Author Topic: Joke Topic  (Read 1486 times)

Post jokes in this thread. It can be made up or stolen from somewhere else. Here are is one I stole.

"I rescued a foreign child from child labor factories in china, on his very first day I took him to build-a-bear workshop."
- Bo Burnham


How do you save a black guy from drowning?




By taking your feet off of his head.

a giraffe walks into a bar, falls asleep on the floor
barman says oi what's that lyin on the floor
fella says it's not a lion it's a giraffe

I'd say a blonde joke but i'm blonde and I don't feel like typing it all.

A man beats his wife.  His neighbors call the police for domestic violence.

The police join in on beating the wife.

How do you stop global warming?

Kill yourself.

Its true. us breathing is releasing CO2 into the atmosphere, thus we are killing the planet by just existing.

How do you save a black guy from drowning?

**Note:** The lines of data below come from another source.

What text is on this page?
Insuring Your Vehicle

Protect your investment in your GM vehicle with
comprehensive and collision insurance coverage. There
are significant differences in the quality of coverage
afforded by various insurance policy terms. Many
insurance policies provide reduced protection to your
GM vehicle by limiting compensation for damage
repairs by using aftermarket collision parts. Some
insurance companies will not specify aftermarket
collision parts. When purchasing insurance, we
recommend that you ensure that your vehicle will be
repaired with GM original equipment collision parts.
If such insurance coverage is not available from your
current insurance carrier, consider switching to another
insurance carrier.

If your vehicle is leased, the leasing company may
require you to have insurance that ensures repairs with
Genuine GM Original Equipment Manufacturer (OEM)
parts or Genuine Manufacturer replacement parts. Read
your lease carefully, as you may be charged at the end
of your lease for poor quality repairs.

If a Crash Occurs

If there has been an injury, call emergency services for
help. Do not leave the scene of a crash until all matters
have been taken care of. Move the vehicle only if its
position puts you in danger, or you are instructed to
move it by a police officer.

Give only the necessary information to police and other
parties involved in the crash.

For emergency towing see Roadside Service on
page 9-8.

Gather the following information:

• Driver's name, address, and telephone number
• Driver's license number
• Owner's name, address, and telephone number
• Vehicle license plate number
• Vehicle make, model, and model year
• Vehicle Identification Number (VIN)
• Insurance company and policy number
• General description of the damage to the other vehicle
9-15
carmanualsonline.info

By taking your feet off of his head.
actually it's like this

twente: How do you save a monday from drowning?
nym: *shrug*
twente: Good.

How do you stop global warming?

Kill yourself.

Its true. us breathing is releasing CO2 into the atmosphere, thus we are killing the planet by just existing.
That's not a joke.

What do you call white people running down a mountain?     Avalanche.                                                    What do you call Mexican's running down a mountain?          Mudslide.                                                               What do you call black people running down a mountain?      Jailbreak  :cookieMonster:



Whats the difference between a black man and an elevator?

An elevator can support a child.

How long does it take for a lack woman to take a stuff?


9 months

If a tree falls on a girl and no one is there to hear it - wait, why is there a tree in the kitchen?

Why do black people only have nightmares?

Because they killed the only one that had a dream.